The horrifying discovery shattered the beliefs of families who thought their loved ones had been cremated. In many cases, the ashes they were given were fake. Investigators even documented instances where the wrong bodies were buried.
Families described overwhelming guilt, confusion, and grief — emotions compounded by the desecration of their loved ones’ remains.
One of the most emotional testimonies came from Colton Sperry, a young boy who tearfully spoke of the pain of losing his grandmother in 2019 — only to learn four years later that her body had been left to rot at the funeral home.
“I miss my grandma so much,” Colton sobbed, recalling the deep depression he fell into after learning the truth.
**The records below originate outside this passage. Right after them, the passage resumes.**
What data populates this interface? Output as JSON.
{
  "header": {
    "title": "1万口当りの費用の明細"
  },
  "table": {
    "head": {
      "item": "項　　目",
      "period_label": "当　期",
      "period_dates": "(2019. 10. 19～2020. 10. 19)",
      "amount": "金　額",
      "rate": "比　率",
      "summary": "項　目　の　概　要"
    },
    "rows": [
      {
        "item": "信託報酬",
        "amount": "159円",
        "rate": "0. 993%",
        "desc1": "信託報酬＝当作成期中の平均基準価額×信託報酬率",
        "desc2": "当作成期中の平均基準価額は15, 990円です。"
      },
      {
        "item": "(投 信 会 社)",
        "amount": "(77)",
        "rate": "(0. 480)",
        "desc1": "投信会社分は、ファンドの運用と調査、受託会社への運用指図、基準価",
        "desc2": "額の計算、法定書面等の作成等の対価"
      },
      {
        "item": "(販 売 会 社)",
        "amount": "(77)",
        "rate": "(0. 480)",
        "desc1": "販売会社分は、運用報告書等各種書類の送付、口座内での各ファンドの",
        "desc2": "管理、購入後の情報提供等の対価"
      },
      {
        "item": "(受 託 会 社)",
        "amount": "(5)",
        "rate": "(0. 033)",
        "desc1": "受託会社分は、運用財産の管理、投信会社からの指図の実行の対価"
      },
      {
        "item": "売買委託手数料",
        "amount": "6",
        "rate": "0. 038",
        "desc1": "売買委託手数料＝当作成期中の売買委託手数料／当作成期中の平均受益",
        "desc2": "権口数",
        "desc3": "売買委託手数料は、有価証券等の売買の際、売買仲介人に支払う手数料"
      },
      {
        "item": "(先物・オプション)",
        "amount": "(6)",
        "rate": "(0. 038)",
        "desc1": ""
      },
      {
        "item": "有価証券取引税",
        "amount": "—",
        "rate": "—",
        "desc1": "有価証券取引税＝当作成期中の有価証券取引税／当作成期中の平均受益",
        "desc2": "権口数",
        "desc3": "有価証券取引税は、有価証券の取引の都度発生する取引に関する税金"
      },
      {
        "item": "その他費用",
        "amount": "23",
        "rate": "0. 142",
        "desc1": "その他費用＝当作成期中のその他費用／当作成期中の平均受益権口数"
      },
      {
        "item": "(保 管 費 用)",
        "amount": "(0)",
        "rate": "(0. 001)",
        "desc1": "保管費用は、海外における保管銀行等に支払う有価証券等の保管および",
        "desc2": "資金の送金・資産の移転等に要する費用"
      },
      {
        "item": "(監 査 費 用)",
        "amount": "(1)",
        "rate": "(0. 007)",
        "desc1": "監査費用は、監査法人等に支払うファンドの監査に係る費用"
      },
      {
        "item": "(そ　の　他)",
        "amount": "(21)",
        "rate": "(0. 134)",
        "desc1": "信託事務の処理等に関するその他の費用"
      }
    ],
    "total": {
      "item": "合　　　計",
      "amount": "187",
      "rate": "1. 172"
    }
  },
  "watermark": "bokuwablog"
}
He was hospitalized and now relies on an emotional support dog.
Lavish Spending With Stolen Funds
In addition to charging families for cremation services that were never performed, Hallford and his wife, Carie Hallford, spent the stolen COVID relief funds and client payments on personal luxuries.
Federal prosecutors said the couple used the money to purchase a GMC Yukon and an Infiniti, spend over $31,000 on cryptocurrency, and splurge on designer goods from Gucci and Tiffany & Co., as well as cosmetic procedures, including laser body sculpting.
Victims and their families condemned the Hallfords for living in luxury while their loved ones’ remains were left to decay in secrecy.
Derrick Johnson, who traveled 3,000 miles to testify, said his mother had been “thrown into a festering sea of death.”
“While the bodies rotted in secret, they laughed, they dined,” he said. “My mom’s cremation money probably paid for a cocktail, a day at the spa, a first-class flight.”
More Legal Trouble Ahead
Hallford’s attorney, Laura Suelau, asked the judge to consider her client’s admission of guilt and his cooperation. “He knows he was wrong,” she said, noting he had not tried to deny the charges.
Assistant U.S. Attorney Tim Neff painted a grim picture of the facility, where FBI agents had to build wooden planks to navigate over decomposing bodies and fluids that eventually had to be drained from the building.
Carie Hallford, who faces similar charges, is set to stand trial in the federal case this September, in addition to facing 191 counts of abuse of a corpse at the state level.
The case has triggered renewed scrutiny of the funeral industry’s oversight and sparked calls for tougher regulations to prevent future tragedies.